BLOW IT UP. SELF DESTRUCT SEQUENCE IN 5…4…3..2…1

Oh I love to do it. Secretly, I think we all do.

When I think about all the self-destruction I’ve done in my life, it’s never good, but it comes with a few lessons. One thing I learned is that most of the time, it comes from me not being myself. Do it long enough, living as a lie becomes a powder keg, and within minutes of something bad happening, that keg explodes.

Nothing felt better than exploding in that moment.

That comes at a price. For all the fun I have subconsciously when I clear the decks, the pain afterwards is never worth it. Eventually, it makes me sick, and I decide to cut myself off from the people who support me, and I fall right into depression.

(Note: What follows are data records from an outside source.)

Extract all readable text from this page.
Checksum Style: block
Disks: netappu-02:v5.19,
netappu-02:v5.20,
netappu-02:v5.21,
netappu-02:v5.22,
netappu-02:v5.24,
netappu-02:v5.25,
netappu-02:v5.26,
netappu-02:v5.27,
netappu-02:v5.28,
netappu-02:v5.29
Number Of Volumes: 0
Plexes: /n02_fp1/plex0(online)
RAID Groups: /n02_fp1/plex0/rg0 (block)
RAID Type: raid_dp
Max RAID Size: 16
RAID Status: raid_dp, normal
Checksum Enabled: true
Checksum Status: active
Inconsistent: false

Self  destruction is the kickoff sequence to a bunch of negative feedback loops.

 

Much of it stems from not being myself, forcing an issue, and not listening.

What sucks about the self-destruction sequence is that, like in James Bond Films, its difficult to stop, and generally is a waste of time. What I find far more fruitful, is to save what I can, and recover.

It is impossible to go to the past, so don’t try to. Just start recovery.

In recovery, it becomes really important to contact people, and get some love.

The time to figure out what happened is going to come, and trust me, there is no point in rushing the process. Remember, you just exploded, the wreckage is visible for miles, and there is no shortage of people who will let you off the hook.

In order to face up to recovery after that self destruction, resting is important, and the idea of not getting defensive is another one. Explosions happen. We aren’t robots, and we can’t expect to act like them. The only thing that works is to cut the feedback loop at the source, before it goes to far.